The total blogosphere has been doubling in size every five months or so for the past couple of years. That’s 80,000 new blogs set up everyday. IceRocket’s Mark Cuban questions in his blog, though, about how many of these blogs are legit and how to index them.
“Unfortunately its impossible to count the number of blogs in the blogosphere due to the number of spamblogs, splogs, zombies, whatever you want to call them,” writes Cuban.
Cuban settles on the lingo, eventually choosing “splog” as the new Internet word of the day. Personally, I’d have gone with “blam,” but who am I?
After Technorati’s Dave Sifry reported in March that nearly half of all blogs in the blogosphere are stagnant (not updated for six months or more), the proliferation of splogs (blams) is a reasonable surety due to free and easy setups.
This presents quite a challenge for blog search engines as well as they will have to scramble to develop algorithms especially efficient at filtering out bogus content.
Of course, bringing up the issue gives Cuban a chance to slam Google’s hosting service Blogger.com while praising IceRocket’s splog filtering capabilities.
“Blogger is by far the worst offender. Google seems to be working hard to adjust their relevancy indexes to exclude splog from having influence on search rankings, but they don’t seem to be doing anything more than removing reported splogs,” said Cuban.

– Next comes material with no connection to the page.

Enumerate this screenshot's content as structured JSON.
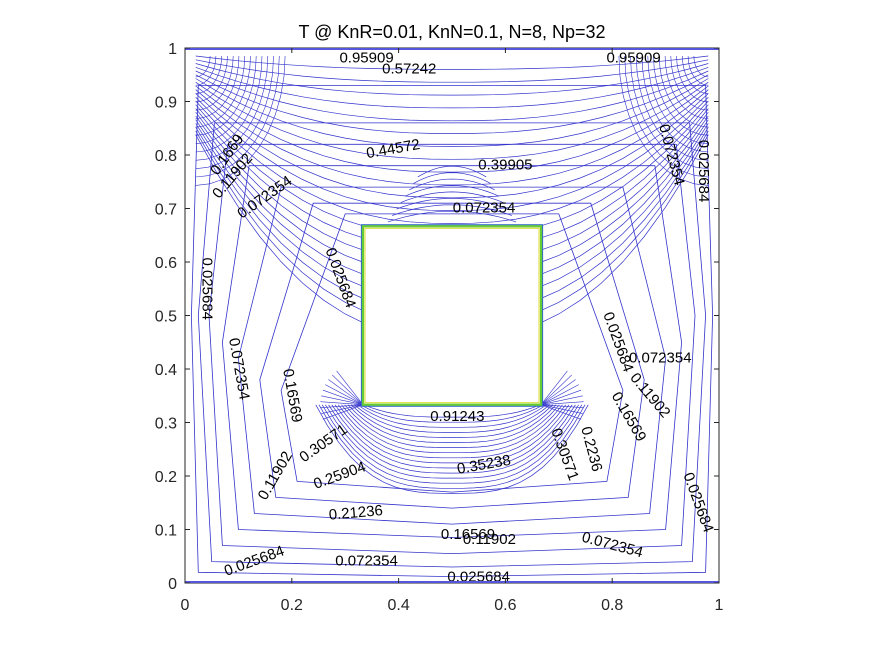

But he does make a valid point that it will become increasingly difficult for search algorithms to differentiate between legitimate blogs and splogs, which is bad news for the innocents who may be overlooked while being indexed.
Cuban suggests using an email system to verify when legitimate posts have been added similar to those used for comment spam (which Salsa Dave and I shall call “scam.” Dibs!).